華少傑冷哼一聲。“天才?在台灣是音樂天才,在這裏只是個屁!比我厲害的人太多了,即使我拚命追趕也不一定趕得上,你不會懂我的壓力。”
她確實不懂,但看他這樣,她也很難過。
“少傑,你放鬆一點吧!既然教授都叫你回來了,你就好好睡個覺,吃飽一點,把自己的狀況調整到最好,再去練琴……”
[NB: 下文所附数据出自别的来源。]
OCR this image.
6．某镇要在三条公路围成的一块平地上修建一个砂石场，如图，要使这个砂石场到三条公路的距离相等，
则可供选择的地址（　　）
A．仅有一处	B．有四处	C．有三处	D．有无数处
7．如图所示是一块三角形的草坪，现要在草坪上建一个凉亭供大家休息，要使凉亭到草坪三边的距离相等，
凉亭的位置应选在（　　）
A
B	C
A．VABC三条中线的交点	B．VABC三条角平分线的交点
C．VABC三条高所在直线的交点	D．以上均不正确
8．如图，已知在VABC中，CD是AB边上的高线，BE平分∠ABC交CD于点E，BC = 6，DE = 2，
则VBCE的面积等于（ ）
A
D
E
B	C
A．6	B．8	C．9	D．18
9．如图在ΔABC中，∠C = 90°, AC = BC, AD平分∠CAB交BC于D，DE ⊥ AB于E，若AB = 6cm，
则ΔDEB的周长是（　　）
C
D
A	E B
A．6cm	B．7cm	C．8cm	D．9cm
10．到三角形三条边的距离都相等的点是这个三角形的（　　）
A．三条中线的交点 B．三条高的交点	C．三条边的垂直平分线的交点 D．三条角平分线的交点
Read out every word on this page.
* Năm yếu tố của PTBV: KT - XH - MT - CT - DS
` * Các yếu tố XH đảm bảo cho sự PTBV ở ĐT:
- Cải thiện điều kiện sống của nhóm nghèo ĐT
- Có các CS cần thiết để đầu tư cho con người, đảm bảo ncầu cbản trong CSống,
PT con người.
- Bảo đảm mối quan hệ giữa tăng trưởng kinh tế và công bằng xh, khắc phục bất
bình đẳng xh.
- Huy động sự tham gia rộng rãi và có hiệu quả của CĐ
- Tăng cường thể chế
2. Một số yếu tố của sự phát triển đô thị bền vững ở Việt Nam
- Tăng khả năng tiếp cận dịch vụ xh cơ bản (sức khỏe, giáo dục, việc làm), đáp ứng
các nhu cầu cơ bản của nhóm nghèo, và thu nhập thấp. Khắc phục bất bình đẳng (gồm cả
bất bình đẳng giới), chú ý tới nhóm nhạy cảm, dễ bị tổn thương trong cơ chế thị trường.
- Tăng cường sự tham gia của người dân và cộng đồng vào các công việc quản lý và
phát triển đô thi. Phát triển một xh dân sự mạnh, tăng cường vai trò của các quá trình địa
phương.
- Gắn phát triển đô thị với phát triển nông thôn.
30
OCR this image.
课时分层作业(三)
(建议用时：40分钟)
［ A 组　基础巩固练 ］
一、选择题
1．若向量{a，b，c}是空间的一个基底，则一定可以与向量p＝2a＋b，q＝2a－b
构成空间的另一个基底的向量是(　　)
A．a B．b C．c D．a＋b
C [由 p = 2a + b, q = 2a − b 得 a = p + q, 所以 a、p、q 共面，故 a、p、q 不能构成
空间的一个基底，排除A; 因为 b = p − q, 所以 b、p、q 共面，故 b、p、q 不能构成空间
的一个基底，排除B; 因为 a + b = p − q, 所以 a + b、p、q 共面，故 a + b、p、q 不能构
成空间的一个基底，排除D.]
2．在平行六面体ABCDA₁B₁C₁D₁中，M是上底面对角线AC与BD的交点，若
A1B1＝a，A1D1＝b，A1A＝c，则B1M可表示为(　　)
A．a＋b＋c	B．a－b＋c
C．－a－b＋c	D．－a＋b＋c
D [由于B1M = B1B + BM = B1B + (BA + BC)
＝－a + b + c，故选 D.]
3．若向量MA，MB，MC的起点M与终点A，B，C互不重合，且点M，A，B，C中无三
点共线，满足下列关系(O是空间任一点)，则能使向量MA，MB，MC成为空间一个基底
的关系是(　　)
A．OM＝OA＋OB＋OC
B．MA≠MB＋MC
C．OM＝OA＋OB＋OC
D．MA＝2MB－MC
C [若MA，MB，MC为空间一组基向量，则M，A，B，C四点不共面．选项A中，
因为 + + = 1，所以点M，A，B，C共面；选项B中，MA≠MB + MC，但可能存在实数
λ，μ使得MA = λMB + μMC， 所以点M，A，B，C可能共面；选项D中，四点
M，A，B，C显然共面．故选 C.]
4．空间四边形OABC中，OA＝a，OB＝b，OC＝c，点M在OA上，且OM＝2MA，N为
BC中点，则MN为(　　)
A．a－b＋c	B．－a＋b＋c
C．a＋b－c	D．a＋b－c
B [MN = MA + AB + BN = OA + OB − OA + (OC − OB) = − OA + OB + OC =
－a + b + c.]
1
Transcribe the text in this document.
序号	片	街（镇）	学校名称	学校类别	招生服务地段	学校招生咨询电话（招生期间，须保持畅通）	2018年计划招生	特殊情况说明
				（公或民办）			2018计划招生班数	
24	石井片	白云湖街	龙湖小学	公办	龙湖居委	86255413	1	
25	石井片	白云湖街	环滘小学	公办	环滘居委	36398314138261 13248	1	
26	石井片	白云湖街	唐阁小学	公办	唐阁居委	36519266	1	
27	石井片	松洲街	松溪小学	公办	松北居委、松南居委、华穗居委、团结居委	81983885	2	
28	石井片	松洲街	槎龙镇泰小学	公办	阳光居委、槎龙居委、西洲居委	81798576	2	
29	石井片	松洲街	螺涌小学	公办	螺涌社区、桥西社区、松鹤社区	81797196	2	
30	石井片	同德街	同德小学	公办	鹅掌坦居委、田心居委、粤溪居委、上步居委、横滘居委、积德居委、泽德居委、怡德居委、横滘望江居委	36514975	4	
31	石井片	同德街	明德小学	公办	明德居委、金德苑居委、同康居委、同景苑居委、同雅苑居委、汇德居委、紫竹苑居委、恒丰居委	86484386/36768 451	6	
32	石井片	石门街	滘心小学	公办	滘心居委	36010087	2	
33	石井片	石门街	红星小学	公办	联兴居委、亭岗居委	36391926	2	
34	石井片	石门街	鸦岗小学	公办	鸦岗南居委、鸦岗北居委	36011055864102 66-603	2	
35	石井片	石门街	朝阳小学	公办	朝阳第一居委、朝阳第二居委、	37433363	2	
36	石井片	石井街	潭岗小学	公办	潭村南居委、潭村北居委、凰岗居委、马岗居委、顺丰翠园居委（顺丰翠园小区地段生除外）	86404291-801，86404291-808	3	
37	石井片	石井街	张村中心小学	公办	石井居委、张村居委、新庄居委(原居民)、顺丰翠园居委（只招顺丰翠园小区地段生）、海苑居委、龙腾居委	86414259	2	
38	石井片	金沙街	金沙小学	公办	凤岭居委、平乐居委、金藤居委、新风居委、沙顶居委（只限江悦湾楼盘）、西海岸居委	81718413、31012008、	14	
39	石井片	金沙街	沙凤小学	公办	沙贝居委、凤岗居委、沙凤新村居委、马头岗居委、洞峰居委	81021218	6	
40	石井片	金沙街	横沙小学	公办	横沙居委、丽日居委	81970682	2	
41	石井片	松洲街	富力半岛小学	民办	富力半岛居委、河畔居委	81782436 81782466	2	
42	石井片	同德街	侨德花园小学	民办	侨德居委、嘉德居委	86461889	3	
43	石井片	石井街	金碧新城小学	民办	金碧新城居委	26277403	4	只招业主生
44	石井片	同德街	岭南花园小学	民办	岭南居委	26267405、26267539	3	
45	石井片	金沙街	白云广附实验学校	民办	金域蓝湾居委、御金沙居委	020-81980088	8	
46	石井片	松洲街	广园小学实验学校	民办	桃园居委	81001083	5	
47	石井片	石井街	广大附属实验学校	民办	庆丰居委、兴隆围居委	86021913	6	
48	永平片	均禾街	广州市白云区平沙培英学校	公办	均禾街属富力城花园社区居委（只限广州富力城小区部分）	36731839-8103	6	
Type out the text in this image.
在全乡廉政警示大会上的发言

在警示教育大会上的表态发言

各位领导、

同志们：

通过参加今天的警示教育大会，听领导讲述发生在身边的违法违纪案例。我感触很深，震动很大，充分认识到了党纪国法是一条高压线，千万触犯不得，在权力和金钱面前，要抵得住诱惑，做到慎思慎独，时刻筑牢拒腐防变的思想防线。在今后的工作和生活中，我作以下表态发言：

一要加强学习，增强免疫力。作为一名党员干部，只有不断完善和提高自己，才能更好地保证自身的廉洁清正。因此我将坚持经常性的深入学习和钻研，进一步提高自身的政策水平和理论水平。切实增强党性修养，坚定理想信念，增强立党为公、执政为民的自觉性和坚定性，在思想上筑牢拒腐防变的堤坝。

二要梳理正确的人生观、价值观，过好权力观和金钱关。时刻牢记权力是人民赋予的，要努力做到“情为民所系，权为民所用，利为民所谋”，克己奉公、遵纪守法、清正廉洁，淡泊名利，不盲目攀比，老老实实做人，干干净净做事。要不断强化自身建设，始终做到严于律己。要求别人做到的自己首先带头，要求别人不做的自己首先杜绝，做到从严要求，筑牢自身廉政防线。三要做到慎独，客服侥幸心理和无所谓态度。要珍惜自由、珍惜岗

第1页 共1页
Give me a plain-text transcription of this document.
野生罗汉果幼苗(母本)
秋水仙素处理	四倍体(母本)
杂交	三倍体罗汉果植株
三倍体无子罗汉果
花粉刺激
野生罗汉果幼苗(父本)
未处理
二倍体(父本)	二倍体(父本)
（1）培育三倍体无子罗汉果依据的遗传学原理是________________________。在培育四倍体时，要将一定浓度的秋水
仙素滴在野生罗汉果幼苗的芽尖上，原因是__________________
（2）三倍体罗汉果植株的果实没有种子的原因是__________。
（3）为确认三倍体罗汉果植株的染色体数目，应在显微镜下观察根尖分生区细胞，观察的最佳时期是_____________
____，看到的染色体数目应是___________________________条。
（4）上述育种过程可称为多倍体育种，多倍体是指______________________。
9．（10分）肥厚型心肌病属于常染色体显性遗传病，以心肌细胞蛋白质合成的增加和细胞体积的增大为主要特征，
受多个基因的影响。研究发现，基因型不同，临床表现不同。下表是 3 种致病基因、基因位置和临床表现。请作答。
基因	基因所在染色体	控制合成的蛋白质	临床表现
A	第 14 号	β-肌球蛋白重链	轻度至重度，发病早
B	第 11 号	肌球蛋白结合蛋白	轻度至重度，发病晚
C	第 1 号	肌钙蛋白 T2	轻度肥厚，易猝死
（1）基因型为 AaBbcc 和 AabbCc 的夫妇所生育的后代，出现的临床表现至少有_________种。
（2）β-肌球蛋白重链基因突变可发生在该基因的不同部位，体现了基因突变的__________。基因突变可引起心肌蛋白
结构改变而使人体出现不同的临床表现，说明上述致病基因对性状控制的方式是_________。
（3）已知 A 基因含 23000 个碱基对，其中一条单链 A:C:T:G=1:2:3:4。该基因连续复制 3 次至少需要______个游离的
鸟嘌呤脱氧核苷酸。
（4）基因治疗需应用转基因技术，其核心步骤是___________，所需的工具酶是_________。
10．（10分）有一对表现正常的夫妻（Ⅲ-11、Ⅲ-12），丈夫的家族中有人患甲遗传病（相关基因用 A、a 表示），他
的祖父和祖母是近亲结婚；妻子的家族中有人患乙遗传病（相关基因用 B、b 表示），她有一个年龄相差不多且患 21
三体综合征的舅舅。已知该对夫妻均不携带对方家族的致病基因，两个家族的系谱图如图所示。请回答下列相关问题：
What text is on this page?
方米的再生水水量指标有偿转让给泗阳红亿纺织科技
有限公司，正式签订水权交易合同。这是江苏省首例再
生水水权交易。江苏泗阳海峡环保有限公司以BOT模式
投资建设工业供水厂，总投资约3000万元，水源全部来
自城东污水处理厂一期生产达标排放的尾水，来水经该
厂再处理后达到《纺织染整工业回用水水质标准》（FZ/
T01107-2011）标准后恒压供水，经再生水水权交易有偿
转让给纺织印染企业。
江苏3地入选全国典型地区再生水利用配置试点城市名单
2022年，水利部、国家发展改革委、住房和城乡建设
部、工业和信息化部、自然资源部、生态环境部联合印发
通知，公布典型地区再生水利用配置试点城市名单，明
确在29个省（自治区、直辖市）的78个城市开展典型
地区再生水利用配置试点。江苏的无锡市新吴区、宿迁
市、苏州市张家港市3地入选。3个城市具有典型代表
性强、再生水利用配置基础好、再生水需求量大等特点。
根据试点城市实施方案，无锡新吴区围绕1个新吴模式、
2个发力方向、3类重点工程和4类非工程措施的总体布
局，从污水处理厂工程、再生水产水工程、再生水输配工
華少傑卻不領情,口氣很差地打斷她,“廢話!教授叫我回來,可見他覺得我跟不上,你知道嗎?跟不上又不讓我練,這不是存心整我?你只會說風涼話,要不你來這裏上課看看,就知道這裏是多難熬的地方……”
向晴幾乎對他沒辦法了。每飲視訊,等到的都是一連串的抱怨和灰色思想,讓她覺得很無力,卻又沒辦法幫他,只好每次都成為他的出氣筒,卻又不能生氣反駁,最後連她的心情一起拖垮,讓她對他的視訊總是既期待又怕受傷害。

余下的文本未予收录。